We have great neighborhoods in Ventura, but they’ve taken a beating as we have had to reduce services in the last few years. The Community Councils help to foster neighborhood pride and engage in grassroots activity to make these neighborhoods better. I’m proud to do whatever I can to support our Community Councils and make our neighborhoods better. I meet every couple of months with the chairs of these Councils, and we are planning Ventura’s first-ever Neighborhood Summit this summer.

With the exception of the Downtown Ventura organization – created with the City’s help – these groups were formed by the people who live and work in their neighborhoods and they have crafted their own role.

For example, the Midtown Ventura Community Council often reviews and comments on pending development projects in Midtown, and it was partly because of the Community Council that Community Memorial Hospital’s large expansion project is so neighborhood-oriented and passed with so much neighborhood support.

The Pierpont Community Council has been at the forefront of the thorny sand removal issues that affect the Pierpont, and the College District Community Council was formed in response to many changes in the neighborhood, including spreading homeless issues and the loss of Wright Library. The College District organization has become an important venue for dialogue between Ventura College and surrounding neighborhoods.

None of these organizations receive a penny from the City. We do try to help them as much as possible. For example, Police Department staff often attends Community Council meetings – a vital information exchange about crime and safety issues in the neighborhoods that helps neighbors know how to stay safe and helps the police learn what problems are occurring. Our transportation engineers, parks staff, and other folks often attend the meetings as well to provide information and also stay on top of neighborhood issues.

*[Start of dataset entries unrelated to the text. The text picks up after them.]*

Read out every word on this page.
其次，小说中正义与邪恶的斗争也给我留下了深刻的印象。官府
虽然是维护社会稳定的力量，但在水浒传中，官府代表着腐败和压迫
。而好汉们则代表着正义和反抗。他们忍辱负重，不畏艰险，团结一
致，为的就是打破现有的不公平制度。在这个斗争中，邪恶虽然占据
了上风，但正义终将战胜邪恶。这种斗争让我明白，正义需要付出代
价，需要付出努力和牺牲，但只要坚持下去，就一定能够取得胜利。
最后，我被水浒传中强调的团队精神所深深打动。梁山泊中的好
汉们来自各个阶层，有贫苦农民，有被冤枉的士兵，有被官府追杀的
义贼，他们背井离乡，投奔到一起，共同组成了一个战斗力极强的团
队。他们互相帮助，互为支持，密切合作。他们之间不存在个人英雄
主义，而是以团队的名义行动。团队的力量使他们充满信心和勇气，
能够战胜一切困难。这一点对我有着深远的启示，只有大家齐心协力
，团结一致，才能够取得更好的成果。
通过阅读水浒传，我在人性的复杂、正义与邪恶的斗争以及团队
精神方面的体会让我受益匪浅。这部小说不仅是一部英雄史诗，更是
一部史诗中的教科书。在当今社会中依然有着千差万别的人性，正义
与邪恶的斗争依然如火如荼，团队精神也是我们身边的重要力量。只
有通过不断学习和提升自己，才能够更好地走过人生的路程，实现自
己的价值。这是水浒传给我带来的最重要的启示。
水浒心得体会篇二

And our Community Partnerships staff is working with the Community Councils to find private, philanthropic support for what we are calling a Neighborhood Improvements Matching Grant program. This program would allow for the City's various Community Councils to apply for matching grants to fund improvement projects in their districts. This would be a huge step forward in helping our neighborhoods help themselves to become better – and protect the neighborhoods that everyone in town loves.